The Humane Society of the United States is extremely disappointed in the recent Maryland Court of Appeals decision designating all pit bull-type dogs as inherently dangerous, and holding owners, landlords and anyone in custody of the dog automatically liable regardless of whether it dog poses a threat ("Pit bulls are inherently dangerous, court rules," April 28). This is a backward step for Maryland, and it puts both dogs and people at risk.
A dog's propensity to bite is a product of several factors, including early socialization, living conditions and the owner's behavior — not breed alone. For example, chained and non-neutered dogs are much more likely to bite.
The court's decision will force law-abiding citizens to choose between moving out of Maryland or giving up their beloved dogs.
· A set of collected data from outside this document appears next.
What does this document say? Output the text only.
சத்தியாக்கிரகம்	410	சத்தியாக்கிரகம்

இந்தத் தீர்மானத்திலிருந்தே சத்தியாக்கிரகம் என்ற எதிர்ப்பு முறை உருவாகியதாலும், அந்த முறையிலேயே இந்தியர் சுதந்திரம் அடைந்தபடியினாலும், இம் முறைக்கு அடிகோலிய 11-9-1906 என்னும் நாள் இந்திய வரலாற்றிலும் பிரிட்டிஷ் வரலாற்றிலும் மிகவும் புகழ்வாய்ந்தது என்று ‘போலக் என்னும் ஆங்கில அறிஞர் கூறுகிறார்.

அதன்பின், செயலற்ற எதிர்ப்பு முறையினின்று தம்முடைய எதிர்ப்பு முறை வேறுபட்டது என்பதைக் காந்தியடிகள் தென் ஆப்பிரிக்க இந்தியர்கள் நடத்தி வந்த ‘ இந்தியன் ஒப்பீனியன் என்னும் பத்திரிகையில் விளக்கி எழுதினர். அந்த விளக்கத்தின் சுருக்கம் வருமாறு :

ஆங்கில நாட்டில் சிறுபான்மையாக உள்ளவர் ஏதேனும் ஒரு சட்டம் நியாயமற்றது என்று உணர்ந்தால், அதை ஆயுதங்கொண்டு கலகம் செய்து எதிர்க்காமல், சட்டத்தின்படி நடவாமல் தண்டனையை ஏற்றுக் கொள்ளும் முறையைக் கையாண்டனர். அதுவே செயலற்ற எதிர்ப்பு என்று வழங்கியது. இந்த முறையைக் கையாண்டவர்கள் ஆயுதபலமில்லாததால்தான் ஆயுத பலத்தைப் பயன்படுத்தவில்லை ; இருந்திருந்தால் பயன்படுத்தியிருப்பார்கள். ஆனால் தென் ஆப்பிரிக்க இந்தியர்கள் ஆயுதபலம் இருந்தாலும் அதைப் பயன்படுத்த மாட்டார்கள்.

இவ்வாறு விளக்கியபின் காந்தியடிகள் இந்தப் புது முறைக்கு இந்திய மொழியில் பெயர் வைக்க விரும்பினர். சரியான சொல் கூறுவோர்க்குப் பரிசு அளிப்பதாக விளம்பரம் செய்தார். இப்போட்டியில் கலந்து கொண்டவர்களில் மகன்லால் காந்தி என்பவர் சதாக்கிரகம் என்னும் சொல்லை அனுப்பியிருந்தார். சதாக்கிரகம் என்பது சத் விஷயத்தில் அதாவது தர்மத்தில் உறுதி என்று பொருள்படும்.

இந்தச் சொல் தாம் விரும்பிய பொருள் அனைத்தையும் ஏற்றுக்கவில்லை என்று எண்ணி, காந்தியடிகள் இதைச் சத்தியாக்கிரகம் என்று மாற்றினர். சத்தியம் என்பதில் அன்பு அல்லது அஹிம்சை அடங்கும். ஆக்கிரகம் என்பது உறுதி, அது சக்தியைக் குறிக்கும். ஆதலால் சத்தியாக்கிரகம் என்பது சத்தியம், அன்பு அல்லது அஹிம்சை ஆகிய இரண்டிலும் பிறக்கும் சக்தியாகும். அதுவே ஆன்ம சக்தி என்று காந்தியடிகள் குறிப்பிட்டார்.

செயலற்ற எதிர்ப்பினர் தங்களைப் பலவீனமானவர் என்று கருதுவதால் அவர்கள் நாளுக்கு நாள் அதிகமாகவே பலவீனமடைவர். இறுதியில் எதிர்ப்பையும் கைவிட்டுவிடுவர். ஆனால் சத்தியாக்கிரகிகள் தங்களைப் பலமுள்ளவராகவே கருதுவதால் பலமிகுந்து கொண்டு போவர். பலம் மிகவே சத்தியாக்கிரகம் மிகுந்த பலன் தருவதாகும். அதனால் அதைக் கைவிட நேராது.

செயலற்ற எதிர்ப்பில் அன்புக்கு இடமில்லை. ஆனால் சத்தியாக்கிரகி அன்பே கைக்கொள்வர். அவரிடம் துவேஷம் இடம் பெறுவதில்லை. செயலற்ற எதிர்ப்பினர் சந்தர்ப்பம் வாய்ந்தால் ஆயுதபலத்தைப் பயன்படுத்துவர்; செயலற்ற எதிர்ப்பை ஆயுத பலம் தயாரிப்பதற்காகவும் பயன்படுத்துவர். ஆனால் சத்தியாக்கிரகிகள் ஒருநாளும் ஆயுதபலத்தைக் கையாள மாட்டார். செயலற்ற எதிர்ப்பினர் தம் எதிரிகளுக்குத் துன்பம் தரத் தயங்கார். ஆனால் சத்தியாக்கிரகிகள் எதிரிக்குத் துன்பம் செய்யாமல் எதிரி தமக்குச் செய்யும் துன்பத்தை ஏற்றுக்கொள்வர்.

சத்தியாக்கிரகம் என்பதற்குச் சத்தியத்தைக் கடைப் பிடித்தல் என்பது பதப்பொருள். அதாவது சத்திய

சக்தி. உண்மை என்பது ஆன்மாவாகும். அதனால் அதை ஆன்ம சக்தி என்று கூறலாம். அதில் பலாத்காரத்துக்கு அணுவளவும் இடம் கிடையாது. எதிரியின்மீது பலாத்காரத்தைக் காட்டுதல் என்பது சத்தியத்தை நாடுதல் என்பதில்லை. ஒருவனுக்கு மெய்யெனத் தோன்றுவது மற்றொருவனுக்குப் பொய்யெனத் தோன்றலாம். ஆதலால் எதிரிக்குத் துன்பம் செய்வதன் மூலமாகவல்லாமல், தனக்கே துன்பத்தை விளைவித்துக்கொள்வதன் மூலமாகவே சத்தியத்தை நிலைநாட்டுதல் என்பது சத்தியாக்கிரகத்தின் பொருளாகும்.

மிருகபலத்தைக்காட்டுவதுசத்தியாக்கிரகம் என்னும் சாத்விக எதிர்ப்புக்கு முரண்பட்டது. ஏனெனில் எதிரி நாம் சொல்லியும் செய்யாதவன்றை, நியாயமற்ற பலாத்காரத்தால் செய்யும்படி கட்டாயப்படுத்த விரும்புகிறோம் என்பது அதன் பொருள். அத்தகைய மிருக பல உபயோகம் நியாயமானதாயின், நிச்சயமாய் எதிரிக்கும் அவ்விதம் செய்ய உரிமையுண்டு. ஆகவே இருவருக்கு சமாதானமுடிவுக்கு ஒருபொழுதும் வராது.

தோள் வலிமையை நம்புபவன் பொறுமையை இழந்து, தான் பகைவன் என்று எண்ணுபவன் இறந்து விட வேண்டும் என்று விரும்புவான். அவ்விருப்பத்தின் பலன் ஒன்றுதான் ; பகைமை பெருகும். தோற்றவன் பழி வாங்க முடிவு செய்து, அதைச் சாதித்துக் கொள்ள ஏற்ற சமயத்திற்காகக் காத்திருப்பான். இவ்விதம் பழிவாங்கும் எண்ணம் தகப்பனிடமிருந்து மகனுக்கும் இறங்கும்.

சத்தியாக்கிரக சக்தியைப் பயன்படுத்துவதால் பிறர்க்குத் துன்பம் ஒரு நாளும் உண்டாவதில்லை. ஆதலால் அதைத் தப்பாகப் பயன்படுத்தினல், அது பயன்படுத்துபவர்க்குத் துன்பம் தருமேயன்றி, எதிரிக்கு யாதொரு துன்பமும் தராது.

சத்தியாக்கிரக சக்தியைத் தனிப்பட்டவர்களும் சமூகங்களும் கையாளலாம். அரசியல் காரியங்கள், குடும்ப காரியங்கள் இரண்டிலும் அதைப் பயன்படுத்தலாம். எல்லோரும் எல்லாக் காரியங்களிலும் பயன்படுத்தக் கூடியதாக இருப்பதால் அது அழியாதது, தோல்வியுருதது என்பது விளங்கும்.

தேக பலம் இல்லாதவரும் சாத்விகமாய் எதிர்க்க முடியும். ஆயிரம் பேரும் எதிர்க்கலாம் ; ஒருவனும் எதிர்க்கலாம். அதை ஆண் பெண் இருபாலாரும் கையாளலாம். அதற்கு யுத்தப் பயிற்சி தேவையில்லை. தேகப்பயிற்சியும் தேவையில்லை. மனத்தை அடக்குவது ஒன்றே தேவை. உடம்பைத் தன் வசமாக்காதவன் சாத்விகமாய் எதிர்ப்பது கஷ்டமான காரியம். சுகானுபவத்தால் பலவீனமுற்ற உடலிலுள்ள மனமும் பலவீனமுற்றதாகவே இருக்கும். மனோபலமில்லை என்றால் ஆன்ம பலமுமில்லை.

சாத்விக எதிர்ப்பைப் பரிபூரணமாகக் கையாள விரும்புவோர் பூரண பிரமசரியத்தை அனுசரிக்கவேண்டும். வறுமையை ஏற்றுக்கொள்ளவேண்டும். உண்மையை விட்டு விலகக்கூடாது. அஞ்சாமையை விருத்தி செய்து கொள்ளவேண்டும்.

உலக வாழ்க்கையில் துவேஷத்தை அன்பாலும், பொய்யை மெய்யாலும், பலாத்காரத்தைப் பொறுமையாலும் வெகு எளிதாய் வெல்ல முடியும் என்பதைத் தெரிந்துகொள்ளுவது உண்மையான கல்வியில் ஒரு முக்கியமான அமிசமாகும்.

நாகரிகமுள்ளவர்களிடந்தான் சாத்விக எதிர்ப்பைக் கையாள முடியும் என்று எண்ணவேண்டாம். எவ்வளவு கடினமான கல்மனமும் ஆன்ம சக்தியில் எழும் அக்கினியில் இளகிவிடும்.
There are already reports of pit bulls being abandoned since the ruling.
Rather than protect public safety, the ruling may force pit bulls who could live safely as beloved family pets to roam Maryland's neighborhoods in packs and force shelters to euthanize them, thus turning back decades of progress by animal shelters and rescue groups.
Public safety policies shouldn't be made by the courts but by the legislature after conducting hearings and considering the available science. We encourage Marylanders to call their state legislators to urge them to pass legislation to overturn this ruling.
The writer is Maryland state director of the Humane Society of the United States.